Shares of Camping World Holdings Inc. (NYSE:CWH) were down 17.3% as of 3:00 p.m. EDT Tuesday after the RV dealer announced mixed first-quarter 2018 results and warned of a slow start to its peak selling season.
That's not to say Camping World's performance looked bad at first glance. Quarterly revenue increased 20.4% year over year, to $1.06 billion, including a 3.9% increase in same-store sales. On the bottom line, that translated to 16.5% growth in adjusted pro forma net income, to $36.9 million, and a 9.7% increase in adjusted earnings per share, to $0.41. However, most investors were looking for higher adjusted earnings of $0.42 per share on slightly lower revenue of $1.05 billion.

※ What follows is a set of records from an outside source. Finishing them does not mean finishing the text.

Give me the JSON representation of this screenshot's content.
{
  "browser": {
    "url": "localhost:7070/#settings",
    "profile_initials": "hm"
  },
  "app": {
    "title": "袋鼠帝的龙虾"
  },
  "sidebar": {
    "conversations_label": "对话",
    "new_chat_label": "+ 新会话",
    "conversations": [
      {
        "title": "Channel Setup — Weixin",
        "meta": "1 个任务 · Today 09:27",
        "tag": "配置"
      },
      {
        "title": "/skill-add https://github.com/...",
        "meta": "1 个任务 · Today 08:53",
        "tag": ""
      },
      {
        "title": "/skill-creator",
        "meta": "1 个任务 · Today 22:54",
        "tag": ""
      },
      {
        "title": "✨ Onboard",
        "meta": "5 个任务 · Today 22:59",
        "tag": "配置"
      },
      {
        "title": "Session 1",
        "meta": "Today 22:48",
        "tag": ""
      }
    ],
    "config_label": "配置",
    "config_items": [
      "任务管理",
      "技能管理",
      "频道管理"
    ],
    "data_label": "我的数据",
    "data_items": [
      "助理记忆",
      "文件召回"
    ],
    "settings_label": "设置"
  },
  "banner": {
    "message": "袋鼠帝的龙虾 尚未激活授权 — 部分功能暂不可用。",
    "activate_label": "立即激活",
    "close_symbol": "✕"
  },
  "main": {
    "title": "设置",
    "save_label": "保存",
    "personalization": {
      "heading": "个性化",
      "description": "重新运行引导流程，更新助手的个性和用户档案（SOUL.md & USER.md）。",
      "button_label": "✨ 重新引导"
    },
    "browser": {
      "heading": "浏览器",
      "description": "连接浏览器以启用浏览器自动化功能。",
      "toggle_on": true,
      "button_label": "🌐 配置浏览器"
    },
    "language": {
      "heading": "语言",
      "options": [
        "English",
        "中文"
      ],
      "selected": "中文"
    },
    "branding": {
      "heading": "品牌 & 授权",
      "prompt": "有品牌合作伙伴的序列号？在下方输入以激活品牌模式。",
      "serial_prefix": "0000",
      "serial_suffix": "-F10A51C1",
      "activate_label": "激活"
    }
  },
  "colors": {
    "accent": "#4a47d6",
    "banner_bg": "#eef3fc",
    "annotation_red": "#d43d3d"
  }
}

Camping World Chairman and CEO Marcus Lemonis called it a "very strong" quarter, noting its results were roughly in line with expectations. Looking forward, however, Lemonis also revealed that unusually cold weather has hurt sales in the early part of Camping World's peak selling season.
At the same time, he insisted the "backdrop across the RV industry remains strong" and that the company continues to expect a mid-single-digit increase in same-store sales for the full year of 2018.
During the subsequent conference call, Camping World reiterated its guidance for full-year 2018 revenue in the $4.8 billion to $5.0 billion range and for adjusted EBITDA of $431 million to $441 million. But considering consensus estimates already predicted Camping World's 2018 revenue would arrive near the high end of its current guidance range, it's obvious the market wanted more.
Coupled with Camping World's minor earnings shortfall (relative to expectations) in Q1 and its temporary weather-related sales headwinds, it's no surprise to see the stock falling in response.